4

I have a sequence of bytes. My null hypothesis is that each byte is drawn independently from a uniform distribution. What is the correct statistical tool for testing such a hypothesis?

My first thought was Pearson's chi-squared test. However... apparently that only works reliably when the expected frequencies are quite large. (Depending on who you ask, a minimum expected frequency of ten or more.) Given that each byte has 256 possible values, you're going to need a lot of bytes!

Wikipedia says something about trying Fisher's exact test instead... but only explains how to do that for a $2\times2$ table. I don't really understand how to apply it here.

Is a chi-squared test a good idea? Are there tools which will work with less data? What other approaches can I try?

I'm less interested in detecting perfect randomness, and more interested in detecting things which are plainly and obviously not random.

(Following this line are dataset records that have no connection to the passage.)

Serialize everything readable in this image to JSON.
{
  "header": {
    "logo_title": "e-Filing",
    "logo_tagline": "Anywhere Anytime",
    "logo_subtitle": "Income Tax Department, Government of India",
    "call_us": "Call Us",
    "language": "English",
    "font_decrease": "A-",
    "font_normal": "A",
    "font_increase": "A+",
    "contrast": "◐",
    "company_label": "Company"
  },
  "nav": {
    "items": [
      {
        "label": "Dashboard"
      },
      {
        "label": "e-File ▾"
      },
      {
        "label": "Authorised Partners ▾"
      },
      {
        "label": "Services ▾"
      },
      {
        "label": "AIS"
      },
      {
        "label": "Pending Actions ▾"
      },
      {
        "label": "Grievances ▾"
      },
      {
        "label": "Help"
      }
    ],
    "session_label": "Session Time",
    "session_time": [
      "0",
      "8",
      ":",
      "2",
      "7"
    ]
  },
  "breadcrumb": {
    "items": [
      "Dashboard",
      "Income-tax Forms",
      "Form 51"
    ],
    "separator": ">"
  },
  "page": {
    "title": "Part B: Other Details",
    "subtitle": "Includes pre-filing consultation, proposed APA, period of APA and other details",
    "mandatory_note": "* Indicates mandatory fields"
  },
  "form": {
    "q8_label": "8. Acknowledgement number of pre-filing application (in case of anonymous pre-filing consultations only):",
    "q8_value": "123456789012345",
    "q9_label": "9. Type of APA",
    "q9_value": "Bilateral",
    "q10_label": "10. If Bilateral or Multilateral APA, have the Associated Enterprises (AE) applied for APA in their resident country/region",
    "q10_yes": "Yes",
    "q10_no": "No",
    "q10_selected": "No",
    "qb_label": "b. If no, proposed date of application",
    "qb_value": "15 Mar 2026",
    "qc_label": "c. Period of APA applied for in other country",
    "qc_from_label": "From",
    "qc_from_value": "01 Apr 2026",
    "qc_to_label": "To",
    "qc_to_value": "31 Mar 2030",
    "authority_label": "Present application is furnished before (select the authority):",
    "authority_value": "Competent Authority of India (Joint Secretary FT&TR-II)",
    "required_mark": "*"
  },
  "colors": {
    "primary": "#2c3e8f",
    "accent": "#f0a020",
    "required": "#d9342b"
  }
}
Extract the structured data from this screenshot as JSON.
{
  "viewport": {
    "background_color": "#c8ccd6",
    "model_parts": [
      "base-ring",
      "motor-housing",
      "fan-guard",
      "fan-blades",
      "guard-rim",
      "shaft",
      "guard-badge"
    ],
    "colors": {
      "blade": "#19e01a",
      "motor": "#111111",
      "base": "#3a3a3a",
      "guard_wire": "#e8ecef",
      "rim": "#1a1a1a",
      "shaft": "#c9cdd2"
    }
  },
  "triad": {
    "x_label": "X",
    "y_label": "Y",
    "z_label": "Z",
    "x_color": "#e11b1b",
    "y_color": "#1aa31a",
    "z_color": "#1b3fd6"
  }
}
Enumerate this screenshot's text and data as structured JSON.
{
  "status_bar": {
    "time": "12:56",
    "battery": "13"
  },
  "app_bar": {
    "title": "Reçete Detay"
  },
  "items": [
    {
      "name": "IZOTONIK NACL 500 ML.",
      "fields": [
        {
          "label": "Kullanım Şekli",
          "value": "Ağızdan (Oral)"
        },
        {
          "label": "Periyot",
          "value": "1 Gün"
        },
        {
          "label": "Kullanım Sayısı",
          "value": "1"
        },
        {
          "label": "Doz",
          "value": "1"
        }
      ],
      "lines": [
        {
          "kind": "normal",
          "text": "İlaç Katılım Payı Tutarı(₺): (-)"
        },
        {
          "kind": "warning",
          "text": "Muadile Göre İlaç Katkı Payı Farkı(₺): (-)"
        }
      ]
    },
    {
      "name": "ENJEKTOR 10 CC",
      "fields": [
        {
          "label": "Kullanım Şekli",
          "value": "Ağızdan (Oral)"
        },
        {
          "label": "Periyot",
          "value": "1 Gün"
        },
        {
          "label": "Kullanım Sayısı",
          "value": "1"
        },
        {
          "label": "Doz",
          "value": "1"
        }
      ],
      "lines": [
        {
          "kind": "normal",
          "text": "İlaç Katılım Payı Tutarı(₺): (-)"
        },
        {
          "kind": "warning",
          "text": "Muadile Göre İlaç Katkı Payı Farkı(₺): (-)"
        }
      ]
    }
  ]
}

Note: I'm looking for an algorithm that a machine can perform. Answers such as "draw a graph and eyeball it" don't help me. Humans are already very good at seeing non-random patterns anyway; my difficulty is teaching a machine to do this automatically.

MathematicalOrchid
  • 2,430
  • 3
  • 13
  • 15
  • It depends on which kinds of alternatives you want to give the most power to. For example, are the 256 possibilities regarded as just 256 separate categories, with no particular ordering, or are they 'ordered' in the sense that a value of '37' is regarded as *closer* to '36' than it is to '93' (I'm writing the byte values as decimal values)? Looking at it another way, is each bit exactly equally important, or are some bits more important? – Glen_b Jun 16 '13 at 09:59
  • @Glen_b 256 distinct categories, no particular ordering. Two bytes are simply _equal_ or _not equal_. In my particular application, that's all that matters. – MathematicalOrchid Jun 16 '13 at 10:31
  • 2
    Then without any clear identification of preferred alternatives, the chi-square is pretty much as good as you can do (if your sample sizes are large you might look at a G-test I guess, but I don't think it matters). But the number of observations required will depend on how big a deviation from uniformity you care about - it may not need to be as large as all that. How big a sample can you take? – Glen_b Jun 16 '13 at 11:33
  • @Glen_b In some cases I'm limited to as little as 1,000 bytes. That's not really enough for chi-square (expect ~4 per bin). Perhaps I could try counting individual _bits_ instead to see if that deviates from 50/50... – MathematicalOrchid Jun 16 '13 at 12:14
  • Actually, quite a few people use an expected value of 5 per bin as the lower limit. Performing exact tests on such data is a hard problem to solve in any reasonable time. The computational problems are intense. StatXact is a program that has developed relatively fast algorithms for this problem. – Peter Flom Jun 16 '13 at 12:33
  • "*That's not really enough for chi-square*" --- well, actually, with equal expected numbers, that's plenty - but even if it wasn't enough for the chi-square approximation to work, all that would do is change the *null distribution*. That's a solvable problem; for example, by simulation, or by well constructed exact methods. Your much bigger problem is going to be lack of power, not lack of ability to carry out the test. – Glen_b Jun 16 '13 at 13:07
  • http://en.wikipedia.org/wiki/Diehard_tests – whuber Jun 16 '13 at 14:17

0 Answers0